= Transcription (service) =

Business service that converts speech into a written or electronic text document

A transcription service is a business service that converts speech (either live or recorded) into a written or electronic text document. Transcription services are often provided for business, academic, legal, or medical purposes. The most common type of transcription is from a spoken-language source into text. Common examples are the proceedings of a court hearing such as a criminal trial (by a court reporter) or a physician's recorded voice notes (medical transcription).

Some transcription businesses can send staff to events, speeches, or seminars, who then convert the spoken content into text. Some companies also accept recorded speech, either on cassette, CD, VHS, or as sound files. For a transcription service, various individuals and organizations have different rates and methods of pricing. Transcription companies primarily serve private law firms, local, state, and federal government agencies and courts, trade associations, meeting planners, and nonprofits.

== History ==
Before 1970, transcription was a difficult job, as secretaries had to write down the speech as they heard it using advanced skills, like shorthand. They also had to be at the location where the service was required. But with the introduction of tape cassettes and portable recorders in the late 1970s, the work became much easier and new possibilities emerged. Transcribers were able to conduct remote work for many different businesses at their own convenience, provided they met the deadlines required by their clients.

Modern technology like speech recognition has made transcription much easier. An MP3-based Dictaphone, for example, can be used to record the sound. Recordings for transcription can be in different media file types. The recording can then be opened in a PC, uploaded to a cloud storage, or emailed within minutes to someone who could be anywhere in the world. Recordings can be transcribed manually or automatically. The transcriptionist can replay the audio several times in a transcription editor and type what he or she hears to manually transcribe files, or with speech recognition technology convert audio files to the text. The manual transcription can be accelerated using different transcription hot keys. The sound can also be filtered, equalized or have the tempo adjusted when the clarity is poor. The completed document can then be emailed back and printed out or incorporated into other documents – all within just a few hours of the original recording being made.

The industry standard for transcribing an audio file takes one hour for every 15 minutes of audio. For live usage, real-time text transcription services are available for captioning purposes, including Remote CART, Captioned Telephone, and live closed captioning for live broadcasts. Live transcripts are less accurate than offline transcripts, as there is no time for corrections and refinements. However, in a multistage subtitling process with a broadcast delay and access to a live audio feed it is possible to have several correction stages and for the text to be displayed at the same time as the "live" transmission.

== Interviews ==

Interview transcription is a word-to-word written documentation of a taped or live interview. All types of interviews pertaining to legal cases, businesses, research, celebrity interviews and many more can be transcribed. A written transcript is also important to identify key topics discussed in an interview.
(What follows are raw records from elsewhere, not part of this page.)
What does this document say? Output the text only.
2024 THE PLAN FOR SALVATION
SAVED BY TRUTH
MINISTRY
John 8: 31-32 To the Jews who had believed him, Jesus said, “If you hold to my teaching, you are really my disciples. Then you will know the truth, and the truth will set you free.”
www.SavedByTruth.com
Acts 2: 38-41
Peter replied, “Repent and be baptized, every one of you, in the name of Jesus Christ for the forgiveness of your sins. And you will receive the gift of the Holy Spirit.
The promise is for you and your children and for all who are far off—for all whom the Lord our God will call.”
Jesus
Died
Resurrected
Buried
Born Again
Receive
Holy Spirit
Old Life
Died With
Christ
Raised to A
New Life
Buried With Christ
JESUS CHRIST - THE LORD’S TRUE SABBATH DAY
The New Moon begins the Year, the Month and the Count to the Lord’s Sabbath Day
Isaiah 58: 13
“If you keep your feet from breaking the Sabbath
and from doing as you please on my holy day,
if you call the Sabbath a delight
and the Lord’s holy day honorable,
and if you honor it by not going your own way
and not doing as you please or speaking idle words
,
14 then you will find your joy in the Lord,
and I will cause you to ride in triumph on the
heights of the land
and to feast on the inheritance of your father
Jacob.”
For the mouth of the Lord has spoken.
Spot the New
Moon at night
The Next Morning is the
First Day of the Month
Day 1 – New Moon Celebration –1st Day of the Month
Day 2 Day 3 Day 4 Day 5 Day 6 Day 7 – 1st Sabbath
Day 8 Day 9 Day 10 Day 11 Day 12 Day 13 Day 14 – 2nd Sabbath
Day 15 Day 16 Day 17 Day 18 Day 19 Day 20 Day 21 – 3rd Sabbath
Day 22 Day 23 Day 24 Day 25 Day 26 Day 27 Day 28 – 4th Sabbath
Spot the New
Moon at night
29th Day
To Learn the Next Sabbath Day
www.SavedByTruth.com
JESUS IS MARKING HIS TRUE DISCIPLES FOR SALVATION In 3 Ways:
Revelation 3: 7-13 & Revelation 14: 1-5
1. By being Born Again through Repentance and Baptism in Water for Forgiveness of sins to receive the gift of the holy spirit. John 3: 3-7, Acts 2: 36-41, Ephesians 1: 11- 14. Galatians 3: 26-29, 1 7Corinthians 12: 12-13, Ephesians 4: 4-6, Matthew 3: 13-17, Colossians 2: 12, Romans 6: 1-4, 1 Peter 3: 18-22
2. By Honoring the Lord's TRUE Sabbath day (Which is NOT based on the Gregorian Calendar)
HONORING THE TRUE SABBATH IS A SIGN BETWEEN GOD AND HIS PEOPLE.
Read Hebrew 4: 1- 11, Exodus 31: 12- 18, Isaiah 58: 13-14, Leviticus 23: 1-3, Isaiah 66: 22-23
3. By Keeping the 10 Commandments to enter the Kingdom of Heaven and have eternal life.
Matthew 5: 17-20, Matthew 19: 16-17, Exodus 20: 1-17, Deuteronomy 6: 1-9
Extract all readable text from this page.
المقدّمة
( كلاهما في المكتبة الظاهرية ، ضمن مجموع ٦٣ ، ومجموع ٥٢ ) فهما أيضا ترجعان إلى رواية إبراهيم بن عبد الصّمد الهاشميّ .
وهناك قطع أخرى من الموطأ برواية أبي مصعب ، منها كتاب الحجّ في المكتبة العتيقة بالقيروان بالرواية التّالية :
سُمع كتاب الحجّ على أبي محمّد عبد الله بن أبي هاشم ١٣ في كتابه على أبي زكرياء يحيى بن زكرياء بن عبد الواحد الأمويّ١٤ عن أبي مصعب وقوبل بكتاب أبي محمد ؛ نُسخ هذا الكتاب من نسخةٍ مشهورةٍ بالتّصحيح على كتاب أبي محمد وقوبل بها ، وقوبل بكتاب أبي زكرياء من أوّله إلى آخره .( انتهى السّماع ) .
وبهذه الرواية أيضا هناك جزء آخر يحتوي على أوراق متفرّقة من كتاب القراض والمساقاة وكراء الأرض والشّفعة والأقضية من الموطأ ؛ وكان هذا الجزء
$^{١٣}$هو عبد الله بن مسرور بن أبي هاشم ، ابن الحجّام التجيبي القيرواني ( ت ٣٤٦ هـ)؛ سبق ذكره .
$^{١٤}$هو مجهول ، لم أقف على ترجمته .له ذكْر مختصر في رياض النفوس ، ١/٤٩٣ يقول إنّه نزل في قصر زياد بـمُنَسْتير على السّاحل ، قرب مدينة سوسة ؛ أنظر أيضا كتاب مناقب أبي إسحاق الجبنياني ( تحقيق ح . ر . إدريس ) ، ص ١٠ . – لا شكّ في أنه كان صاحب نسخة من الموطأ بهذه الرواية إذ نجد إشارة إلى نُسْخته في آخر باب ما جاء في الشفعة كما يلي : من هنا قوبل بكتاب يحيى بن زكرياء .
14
People with hearing imparity or deafness can also have access to the interview proceedings with accurately prepared interview transcripts.

Most transcripts are written in a non-verbatim form, including the words that were said as part of the dialogue. Verbatim transcription is the most accurate form of transcription, which includes the dialogue along with stutters, false starts, and sounds.

== Legal ==
Legal transcription is creating a text document by typing the words heard in audiovisual or audio recordings of legal proceedings. The transcripts are significantly easier to read and navigate. In a live setting, court reporters perform this function.

Legal transcription is different from general or medical transcription in that it requires a specialized understanding of legal terminology and procedures. In some cases, legal transcriptionists may need to be certified or trained to work in this field.

== Medical ==

By the early 1900s, the main responsibility of a doctor lay in treating the patient and other responsibilities such as creating a patient's medical record, keeping the files up to date and any other related paperwork eventually fell into the hands of hired medical stenographers. With the invention of typewriters, maintaining records became easier and with the invention of cassette players, it made way for the development of transcription machines. The initial versions available for purchase, offered the ability to record speech on cassette tapes. In fact, they were very popular for a long time although they did not offer much voice clarity at all. As soon as the usage of computers picked up in organizations and in other sectors, cassette tapes were replaced with better storage devices such as floppy discs and CDs. Today, the availability of highly sophisticated recording equipment ensures that multiple high clarity files can be created, stored, and sent for medical transcription purposes.

Medical transcription presents other challenges as a service to the transcriber. For example, working knowledge of medical terminology like ICD codes and an understanding of the rules and regulations regarding HIPAA compliance may be necessary to complete a medical transcription service.

== Security ==

Companies follow the various laws and industry best practices, especially when serving law firms, government agencies or courts. Medical transcription specifically is governed by HIPAA, which elaborates data security practices and compliance measures.

Transcription security includes maintaining the confidentiality of the data through information security practices including limiting access with passwords and ensuring a secure environment for data and appropriate methods of disposal of all materials and deletion of files. Personnel may be required to sign non-disclosure agreements on a regular basis.